Elle réfléchit quelques secondes avant de continuer :

— J’en ai parlé également à mes deux autres frères. Alfred a pris la chose comme une plaisanterie, tout en relevant lui aussi l’éventualité d’une imposture. Cedric ne m’a pas vraiment écoutée — il est assez égocentrique. Nous avions projeté de recevoir Martine tous ensemble, et en présence de notre avoué, Mr Wimborne.

— Et comment Mr Wimborne a-t-il réagi à cette lettre ?

— Nous n’avons pas été jusqu’à la lui montrer. Nous nous apprêtions à le faire quand le télégramme de Martine est arrivé.
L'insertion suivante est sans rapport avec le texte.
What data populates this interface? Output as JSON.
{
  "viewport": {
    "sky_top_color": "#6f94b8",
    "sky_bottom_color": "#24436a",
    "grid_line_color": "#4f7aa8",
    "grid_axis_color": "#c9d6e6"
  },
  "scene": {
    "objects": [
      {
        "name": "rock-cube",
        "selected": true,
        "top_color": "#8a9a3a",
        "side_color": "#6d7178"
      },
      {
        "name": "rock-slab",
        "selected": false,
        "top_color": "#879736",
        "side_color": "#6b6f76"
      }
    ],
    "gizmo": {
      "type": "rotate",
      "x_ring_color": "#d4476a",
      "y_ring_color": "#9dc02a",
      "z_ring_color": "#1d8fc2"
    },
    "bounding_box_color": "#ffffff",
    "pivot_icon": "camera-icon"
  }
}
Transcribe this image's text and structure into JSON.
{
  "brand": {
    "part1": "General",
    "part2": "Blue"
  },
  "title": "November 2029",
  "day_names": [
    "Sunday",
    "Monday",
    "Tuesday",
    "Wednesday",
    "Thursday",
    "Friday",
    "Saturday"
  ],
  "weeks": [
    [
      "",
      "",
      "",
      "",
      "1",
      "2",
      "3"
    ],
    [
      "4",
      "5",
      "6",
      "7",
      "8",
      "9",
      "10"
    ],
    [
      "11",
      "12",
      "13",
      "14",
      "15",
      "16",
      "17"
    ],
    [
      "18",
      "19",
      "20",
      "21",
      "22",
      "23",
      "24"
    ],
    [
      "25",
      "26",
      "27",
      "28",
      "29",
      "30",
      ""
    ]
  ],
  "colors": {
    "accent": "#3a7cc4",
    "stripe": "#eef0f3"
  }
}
— Vous n’avez pas pris d’autres mesures ?

— Si. J’ai écrit à l’adresse de Londres, avec prière de faire suivre, mais je n’ai reçu aucune réponse.

— Bizarre… hum…

Il la regarda droit dans les yeux :

— Vous-même, qu’en pensez-vous ?

— Je ne sais qu’en penser.

— Quelles ont été vos réactions sur le moment ? Est-ce que cette lettre vous a paru sincère ou bien avez-vous ressenti la même méfiance que votre père et vos frères ? Et comment votre beau-frère a-t-il pris ça, au fait ? Qu’est-ce qu’il en a pensé ?

— Oh ! Bryan a estimé que la lettre émanait bien de Martine, et qu’elle était sincère.

— Et vous ?

— Je me suis interrogée.

— Et s’il s’était avéré que cette Martine était bel et bien la veuve de votre frère, comment auriez-vous réagi ?

Le visage d’Emma s’anima :

— J’aimais beaucoup Edmund. C’était mon frère préféré. Cette lettre m’a semblé correspondre exactement à ce qu’une fille comme elle pouvait écrire en de pareilles circonstances. Ce qu’elle y racontait n’avait rien d’extraordinaire. J’ai pensé qu’elle s’était sans doute remariée, ou qu’elle avait eu pour compagnon un homme qui les avait protégés, son fils et elle. Puis que, peut-être, cet homme était mort à son tour, ou qu’il l’avait quittée, et qu’il lui avait semblé naturel d’en appeler à la famille d’Edmund — comme il le lui avait lui-même demandé. La lettre m’a paru sincère et naturelle — mais, bien entendu, Harold m’a fait remarquer que si elle était l’œuvre d’un imposteur, ce ne pouvait être qu’une femme ayant approché Martine et connaissant suffisamment les faits pour être crédible. J’ai dû admettre la justesse de son raisonnement — et pourtant…

Elle se tut.

— Vous auriez aimé que ce soit vrai ? demanda l’inspecteur Craddock avec douceur.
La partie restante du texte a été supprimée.